= Charles S. Kelley =

Baptist Pastor, former NOBTS seminary president, and active Southern Baptists Leader

Charles S. Kelley (born July 27, 1952) is an American pastor, evangelist, author, and former president of the New Orleans Baptist Theological Seminary (NOBTS). He is known for serving as the seminary’s eighth president. Kelley is a predominant leader within the Southern Baptist Convention (SBC), the largest Protestant denomination in the United States, and has written extensively on evangelism and denominational identity.

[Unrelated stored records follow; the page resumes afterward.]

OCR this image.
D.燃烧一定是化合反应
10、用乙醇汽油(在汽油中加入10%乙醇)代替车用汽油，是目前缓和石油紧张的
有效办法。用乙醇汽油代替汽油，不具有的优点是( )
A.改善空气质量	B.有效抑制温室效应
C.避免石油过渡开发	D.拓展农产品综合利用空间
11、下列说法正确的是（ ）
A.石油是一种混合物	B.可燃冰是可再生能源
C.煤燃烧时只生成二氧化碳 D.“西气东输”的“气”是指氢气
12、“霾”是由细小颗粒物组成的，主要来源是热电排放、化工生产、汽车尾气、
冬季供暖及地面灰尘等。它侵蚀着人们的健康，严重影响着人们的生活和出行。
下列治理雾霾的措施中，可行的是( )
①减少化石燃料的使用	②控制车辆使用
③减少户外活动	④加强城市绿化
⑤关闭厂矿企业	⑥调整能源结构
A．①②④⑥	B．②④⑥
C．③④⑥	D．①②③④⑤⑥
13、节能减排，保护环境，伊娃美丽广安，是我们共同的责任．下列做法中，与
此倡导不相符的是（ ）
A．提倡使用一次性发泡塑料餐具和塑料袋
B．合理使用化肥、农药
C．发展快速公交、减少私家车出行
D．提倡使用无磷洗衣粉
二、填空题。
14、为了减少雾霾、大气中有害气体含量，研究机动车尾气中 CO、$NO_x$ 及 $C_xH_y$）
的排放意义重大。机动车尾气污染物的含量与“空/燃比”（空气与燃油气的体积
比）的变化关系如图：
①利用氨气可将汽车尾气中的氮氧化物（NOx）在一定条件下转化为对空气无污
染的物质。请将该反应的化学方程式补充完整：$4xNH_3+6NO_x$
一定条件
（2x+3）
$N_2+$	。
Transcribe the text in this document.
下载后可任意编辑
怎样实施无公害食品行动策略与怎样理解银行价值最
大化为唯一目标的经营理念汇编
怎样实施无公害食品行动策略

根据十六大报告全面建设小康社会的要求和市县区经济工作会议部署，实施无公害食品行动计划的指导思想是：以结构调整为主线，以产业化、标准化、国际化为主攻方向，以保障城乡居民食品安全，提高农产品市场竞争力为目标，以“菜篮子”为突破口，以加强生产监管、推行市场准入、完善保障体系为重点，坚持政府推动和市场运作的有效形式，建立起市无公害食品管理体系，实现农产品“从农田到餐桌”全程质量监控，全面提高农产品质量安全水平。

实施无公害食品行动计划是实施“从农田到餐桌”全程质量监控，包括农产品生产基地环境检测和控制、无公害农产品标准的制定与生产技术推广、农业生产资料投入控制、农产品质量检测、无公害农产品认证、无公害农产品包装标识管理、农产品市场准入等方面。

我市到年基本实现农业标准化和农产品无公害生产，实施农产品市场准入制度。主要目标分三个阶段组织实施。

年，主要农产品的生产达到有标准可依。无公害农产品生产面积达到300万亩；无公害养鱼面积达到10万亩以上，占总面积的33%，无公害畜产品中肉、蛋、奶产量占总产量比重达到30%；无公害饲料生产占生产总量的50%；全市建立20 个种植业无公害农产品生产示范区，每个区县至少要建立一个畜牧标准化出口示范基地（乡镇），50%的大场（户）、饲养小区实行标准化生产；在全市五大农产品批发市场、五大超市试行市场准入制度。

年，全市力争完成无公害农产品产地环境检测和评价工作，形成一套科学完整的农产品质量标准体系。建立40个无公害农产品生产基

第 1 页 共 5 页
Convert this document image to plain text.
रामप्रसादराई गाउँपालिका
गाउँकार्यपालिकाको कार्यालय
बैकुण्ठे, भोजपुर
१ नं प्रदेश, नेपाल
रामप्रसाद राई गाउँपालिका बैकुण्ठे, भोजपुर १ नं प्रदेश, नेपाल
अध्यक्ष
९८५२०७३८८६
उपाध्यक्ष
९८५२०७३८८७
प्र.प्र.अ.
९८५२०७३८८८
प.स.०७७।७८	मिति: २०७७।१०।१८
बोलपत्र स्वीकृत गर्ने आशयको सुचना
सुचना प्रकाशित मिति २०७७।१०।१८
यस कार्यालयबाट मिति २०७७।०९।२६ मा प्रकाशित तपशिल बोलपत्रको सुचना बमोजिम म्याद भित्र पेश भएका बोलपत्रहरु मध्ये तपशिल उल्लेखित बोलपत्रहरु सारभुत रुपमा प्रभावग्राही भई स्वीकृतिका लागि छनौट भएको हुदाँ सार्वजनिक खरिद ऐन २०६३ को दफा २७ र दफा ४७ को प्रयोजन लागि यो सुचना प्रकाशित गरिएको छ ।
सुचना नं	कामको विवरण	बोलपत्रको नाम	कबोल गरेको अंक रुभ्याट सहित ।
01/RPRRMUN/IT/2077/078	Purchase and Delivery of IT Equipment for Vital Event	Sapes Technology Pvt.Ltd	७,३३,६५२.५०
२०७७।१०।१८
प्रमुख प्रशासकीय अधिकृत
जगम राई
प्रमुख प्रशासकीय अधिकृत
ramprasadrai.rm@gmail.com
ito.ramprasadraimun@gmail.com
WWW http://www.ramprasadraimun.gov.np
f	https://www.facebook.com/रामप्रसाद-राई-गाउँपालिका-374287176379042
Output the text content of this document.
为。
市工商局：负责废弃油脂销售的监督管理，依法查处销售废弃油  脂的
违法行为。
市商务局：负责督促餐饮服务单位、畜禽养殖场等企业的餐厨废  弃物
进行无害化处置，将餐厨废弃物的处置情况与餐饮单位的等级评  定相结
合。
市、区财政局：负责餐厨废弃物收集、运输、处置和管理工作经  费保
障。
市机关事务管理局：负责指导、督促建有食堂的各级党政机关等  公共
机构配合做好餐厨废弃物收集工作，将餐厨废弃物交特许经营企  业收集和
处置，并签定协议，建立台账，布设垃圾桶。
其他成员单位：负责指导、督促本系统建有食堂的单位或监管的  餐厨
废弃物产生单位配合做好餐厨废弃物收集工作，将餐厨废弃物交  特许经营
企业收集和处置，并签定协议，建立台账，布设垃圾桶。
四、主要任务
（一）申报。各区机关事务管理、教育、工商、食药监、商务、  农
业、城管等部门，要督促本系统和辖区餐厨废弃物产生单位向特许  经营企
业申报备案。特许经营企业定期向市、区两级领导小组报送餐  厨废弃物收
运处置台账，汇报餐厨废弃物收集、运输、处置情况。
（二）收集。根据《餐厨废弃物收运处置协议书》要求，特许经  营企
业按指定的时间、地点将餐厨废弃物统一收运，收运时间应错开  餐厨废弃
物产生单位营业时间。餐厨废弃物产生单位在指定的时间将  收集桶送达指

== Early life and education ==

Kelley was born in Beaumont, Texas, and was ordained for gospel ministry in 1972 at First Baptist Church of Beaumont. He earned a bachelor's degree from Baylor University before moving to New Orleans in 1975 to pursue graduate studies at NOBTS, completing a Master of Divinity in biblical studies and a Doctor of Theology with a concentration in preaching.

== Presidency of NOBTS ==
Kelley served as the eighth president of NOBTS from 1996 to 2019. Highlights of his presidency include his leadership during the aftermath of Hurricane Katrina, the introduction and expansion of online learning programs for pastoral training, and his emphasis on evangelism as a core institutional priority.

== Publications ==
Kelley has authored books such as The Best Intentions: How a Plan to Revitalize the SBC Accelerated Its Decline and co-authored The Baptist Faith & Message (2008 edition). His writing has primarily focused on the mission and work of the Southern Baptist Convention (SBC).

== Retirement and later work ==
Kelley has spent much of his retirement urging the SBC to reclaim what he describes as its historic missional identity and emphasis on evangelism. He has expressed concern that the SBC is losing its sense of identity by shifting focus away from evangelism, baptisms, and financial support for the Cooperative Program.